Some types of removable media are encased in cartridges to protect sensitive data-carrying surfaces from dust, moisture and mechanical wear. Cartridge enclosures are necessary where the medium itself is too fragile to be handled directly (as with Zip disk drives, floppy disk drives, or tape drives), but are sometimes dispensed with to reduce media costs (as with compact discs and later generations of DVD-RAM media). Of course to use removable writable CD or DVD media, you require a CD Burner or a DVD Burner.
Removable Data Storage can be based upon removable media, or based upon a complete removable storage device, such as a removable hard drive contained in a removable or portable enclosure. It can also be a USB Removable Storage device, such as a flash drive.

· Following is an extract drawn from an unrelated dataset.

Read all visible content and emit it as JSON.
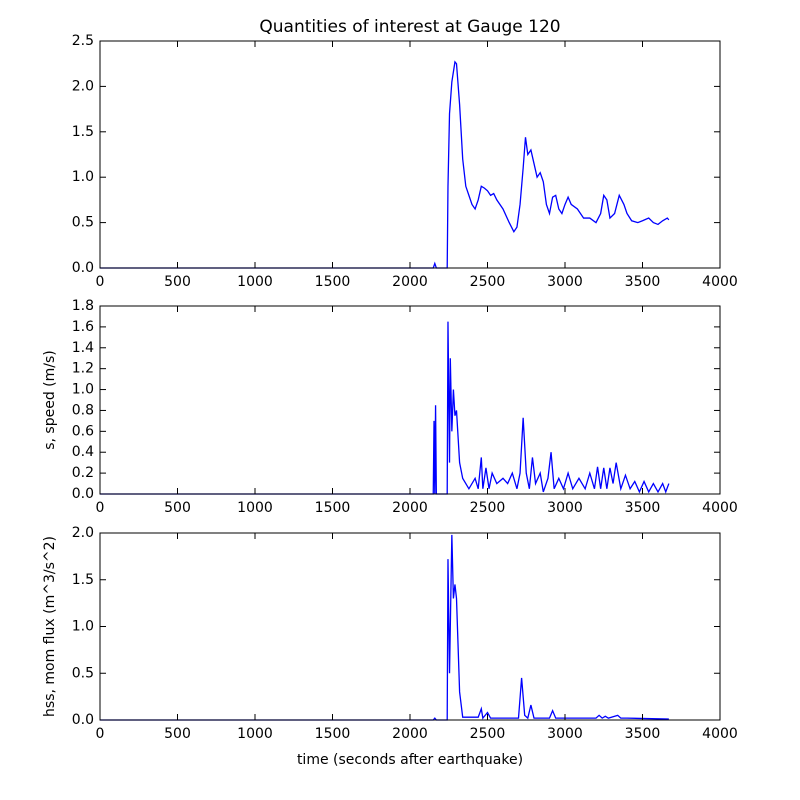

USB flash drives are NAND-type flash memory data storage devices integrated with a USB (universal serial bus) connector. They are typically small, lightweight, removable and rewritable. (USB Memory card readers are also available, whereby rather than being built-in, the memory is a removable flash memory card housed in what is otherwise a regular USB flash drive, as described below.) USB removable storage flash drives offer potential advantages over other portable storage devices, particularly the floppy disk. They are more compact, faster, hold more data, are more reliable due to their lack of moving parts, and have a more durable design. Additionally, it has become increasingly common for computers to ship without floppy disk drives. USB ports, on the other hand, appear on almost every current mainstream PC and laptop. These types of drives use the USB mass storage standard, supported natively by modern operating systems such as Windows, Mac OS X, Linux, and other Unix-like systems.
With nothing being mechanically driven in a flash thumb drive, the name is somewhat of a misnomer. It is called a "drive" because it appears to the computer operating system (and the user) in a manner identical to a mechanical disk drive, and is accessed in the same way. A flash drive consists of a small printed circuit board typically in a plastic or metal casing and more recently in rubber casings to increase their robustness. This makes the drive sturdy enough to be carried about in a pocket, for example as a key fob, or on a lanyard. Only the USB connector protrudes, and it is typically protected either by a removable cap or by retracting into the body of the drive. Most flash drives use a standard type-A USB connection allowing them to be connected directly to a port on a personal computer. To access the data stored in a flash drive, the drive must be connected to a computer, either by plugging it into a USB host controller built into the computer, or into a USB hub. Flash drives are active only when plugged into a USB connection and draw all necessary power from the supply provided by that connection. However, some flash drives, especially high-speed drives, may require more power than the limited amount provided by a bus-powered USB hub, such as those built into some computer keyboards or monitors. These drives will not work unless plugged directly into a host controller (i.e., the ports found on the computer itself) or a self-powered hub.
There are many makers of removable storage devices, readers, and accessories, including: Ultra, Sabrent, Kingwin, iStarUSA, IOMEGA, Imation, HP, and others.